YA authors scare the living daylights out of me.

                         Seriously, YA is a genre full of some freaking warped books. And not just the ones they force middle and high schoolers to read at gunpoint, either. I'm talking about the humor books meant for the middle school-age audience, I'm talking about the ridiculous books they let us read thinking "oh, they're all right for kids" that involve stuff like child slavery and brainwashing. The aforementioned Wayside School is a series of linked cosmic horror stories that also work as school comedy. 

                             Now, they're also good books, because most of these people can write. But I did want everyone to know that I have read me some Edward Lee. And some Jack Ketchum. And some Clive Barker. And all the rest. And not once did I find anything nearly as fucked up as I did in young adult fantasy or science fiction or comedy books*.
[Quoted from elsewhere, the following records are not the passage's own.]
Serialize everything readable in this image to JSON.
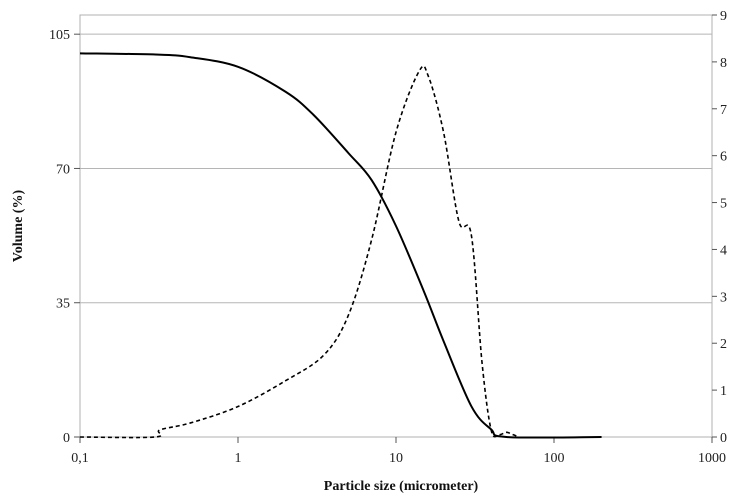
{
  "chart_data": {
    "type": "line",
    "xlabel": "Particle size (micrometer)",
    "ylabel": "Volume (%)",
    "x_scale": "log",
    "xlim": [
      0.1,
      1000
    ],
    "ylim": [
      0,
      110
    ],
    "y2lim": [
      0,
      9
    ],
    "x_ticks": [
      "0,1",
      "1",
      "10",
      "100",
      "1000"
    ],
    "y_ticks": [
      "0",
      "35",
      "70",
      "105"
    ],
    "y2_ticks": [
      "0",
      "1",
      "2",
      "3",
      "4",
      "5",
      "6",
      "7",
      "8",
      "9"
    ],
    "grid": "horizontal",
    "series": [
      {
        "style": "solid",
        "axis": "left",
        "x": [
          0.1,
          0.3,
          0.5,
          1.0,
          2.0,
          3.0,
          5.0,
          7.0,
          10.0,
          15.0,
          20.0,
          30.0,
          40.0,
          50.0,
          200.0
        ],
        "y": [
          100,
          99.7,
          99,
          96.5,
          90,
          84,
          74,
          67,
          55,
          38,
          25,
          8,
          2,
          0,
          0
        ]
      },
      {
        "style": "dashed",
        "axis": "right",
        "x": [
          0.1,
          0.3,
          0.32,
          0.5,
          1.0,
          2.0,
          3.5,
          5.0,
          7.0,
          10.0,
          14.0,
          16.0,
          20.0,
          25.0,
          30.0,
          35.0,
          40.0,
          45.0,
          50.0,
          55.0,
          60.0
        ],
        "y": [
          0,
          0,
          0.15,
          0.3,
          0.65,
          1.2,
          1.75,
          2.6,
          4.2,
          6.5,
          7.8,
          7.7,
          6.5,
          4.6,
          4.3,
          1.6,
          0.15,
          0.05,
          0.1,
          0.05,
          0
        ]
      }
    ]
  }
}
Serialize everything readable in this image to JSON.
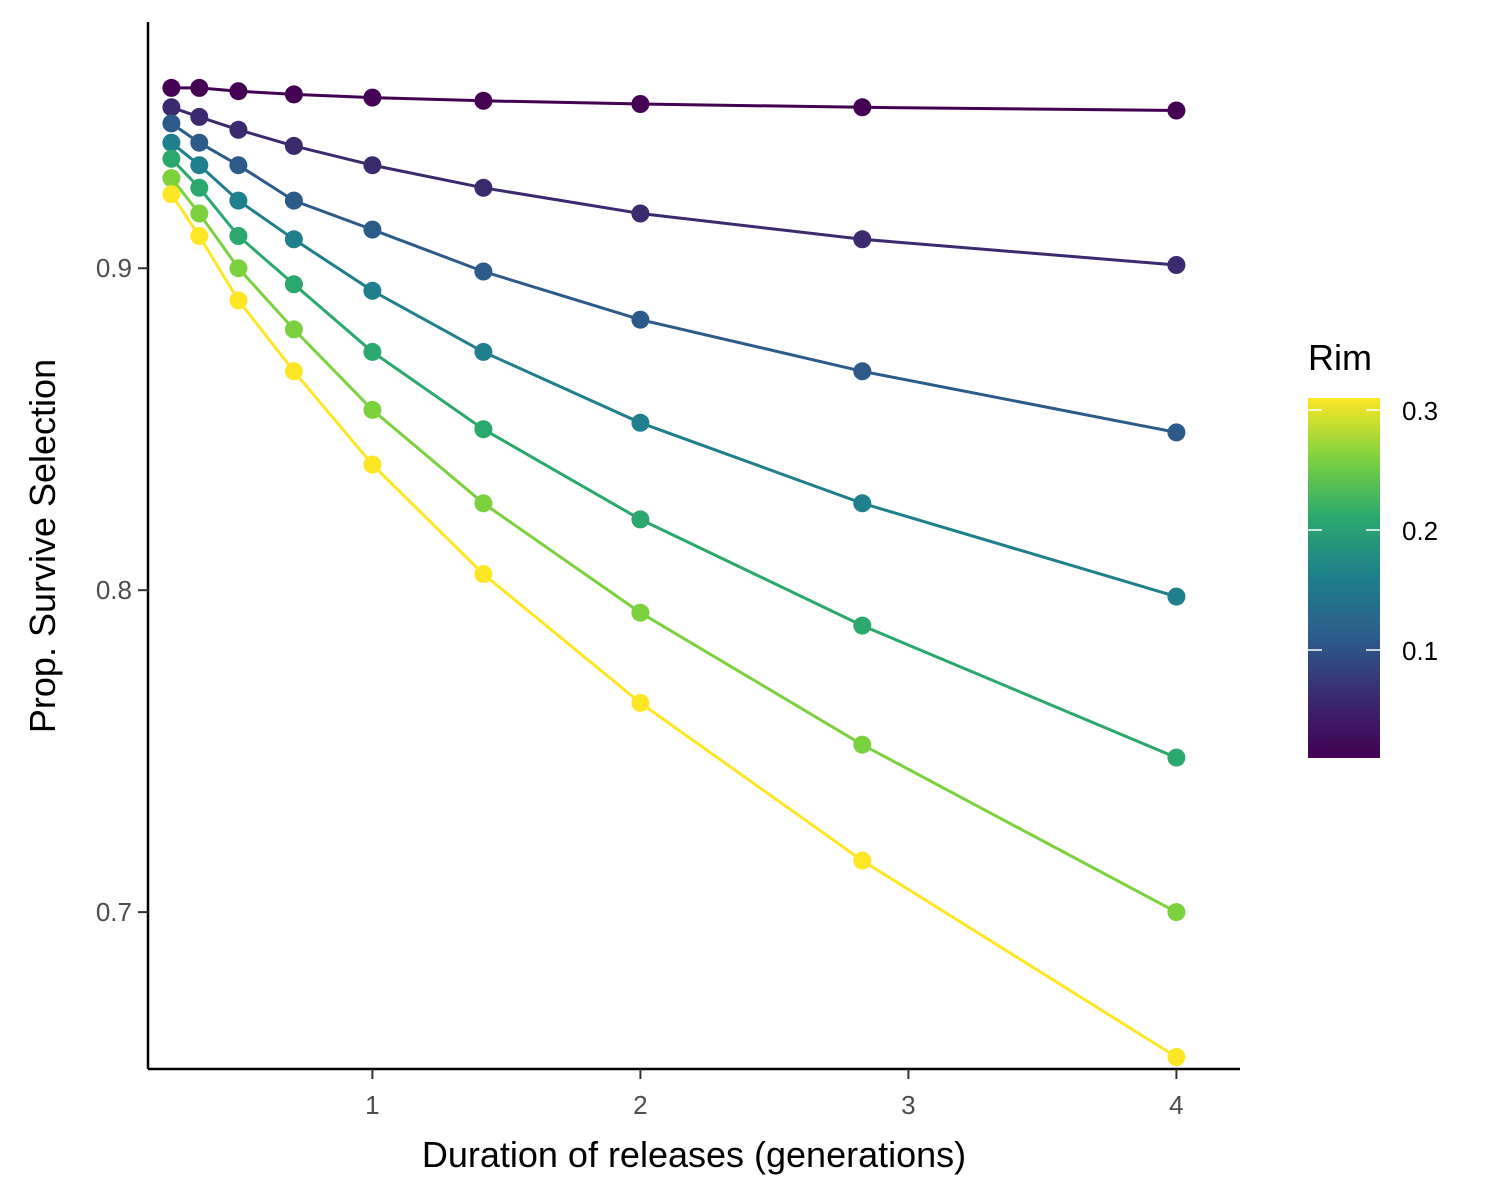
{
  "chart_data": {
    "type": "line",
    "xlabel": "Duration of releases (generations)",
    "ylabel": "Prop. Survive Selection",
    "xlim": [
      0.2,
      4.2
    ],
    "ylim": [
      0.655,
      0.974
    ],
    "x_ticks": [
      1,
      2,
      3,
      4
    ],
    "x_tick_labels": [
      "1",
      "2",
      "3",
      "4"
    ],
    "y_ticks": [
      0.7,
      0.8,
      0.9
    ],
    "y_tick_labels": [
      "0.7",
      "0.8",
      "0.9"
    ],
    "x": [
      0.25,
      0.354,
      0.5,
      0.707,
      1,
      1.414,
      2,
      2.828,
      4
    ],
    "series": [
      {
        "rim": 0.01,
        "color": "#440154",
        "values": [
          0.956,
          0.956,
          0.955,
          0.954,
          0.953,
          0.952,
          0.951,
          0.95,
          0.949
        ]
      },
      {
        "rim": 0.06,
        "color": "#3b2a6e",
        "values": [
          0.95,
          0.947,
          0.943,
          0.938,
          0.932,
          0.925,
          0.917,
          0.909,
          0.901
        ]
      },
      {
        "rim": 0.11,
        "color": "#2c5b8a",
        "values": [
          0.945,
          0.939,
          0.932,
          0.921,
          0.912,
          0.899,
          0.884,
          0.868,
          0.849
        ]
      },
      {
        "rim": 0.16,
        "color": "#1f7f8c",
        "values": [
          0.939,
          0.932,
          0.921,
          0.909,
          0.893,
          0.874,
          0.852,
          0.827,
          0.798
        ]
      },
      {
        "rim": 0.21,
        "color": "#2aa86e",
        "values": [
          0.934,
          0.925,
          0.91,
          0.895,
          0.874,
          0.85,
          0.822,
          0.789,
          0.748
        ]
      },
      {
        "rim": 0.26,
        "color": "#7cd13f",
        "values": [
          0.928,
          0.917,
          0.9,
          0.881,
          0.856,
          0.827,
          0.793,
          0.752,
          0.7
        ]
      },
      {
        "rim": 0.31,
        "color": "#fde725",
        "values": [
          0.923,
          0.91,
          0.89,
          0.868,
          0.839,
          0.805,
          0.765,
          0.716,
          0.655
        ]
      }
    ],
    "legend": {
      "title": "Rim",
      "placement": "right",
      "type": "colorbar",
      "range": [
        0.01,
        0.31
      ],
      "ticks": [
        0.1,
        0.2,
        0.3
      ],
      "tick_labels": [
        "0.1",
        "0.2",
        "0.3"
      ],
      "colors": [
        "#440154",
        "#3b2a6e",
        "#2c5b8a",
        "#1f7f8c",
        "#2aa86e",
        "#7cd13f",
        "#fde725"
      ]
    },
    "grid": false
  }
}
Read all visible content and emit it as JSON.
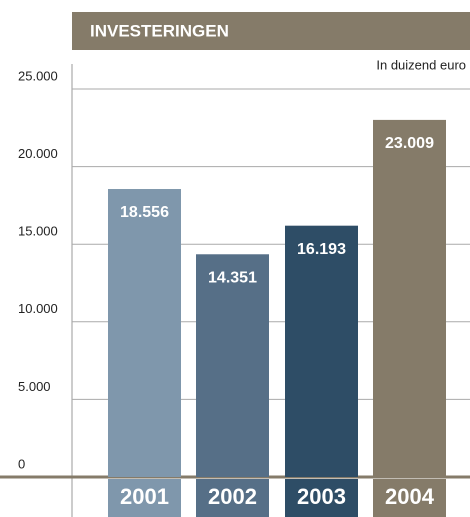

This brings us to Ribblestrop.

                            In Ribblestrop, Andy Mulligan takes the "school of adventure" tropes that one seems to find reoccuring throughout young adult novels, and blows them so far over the top that it creates an unusual adventure in a school that might as well be unmoored from reality. Despite being ostensibly aimed at the younger set, it's a book full of strange mannequins, kids getting drunk on rum repeatedly, numerous train accidents, and at least one case of nonconsensual trepanation. It's also a book full of heart, and the points where the book gets shaggy make up for it with heart and character and a wicked sense of humor. It's not a book I'd necessarily recommend, but it's fun. And in this case, fun is really all that matters.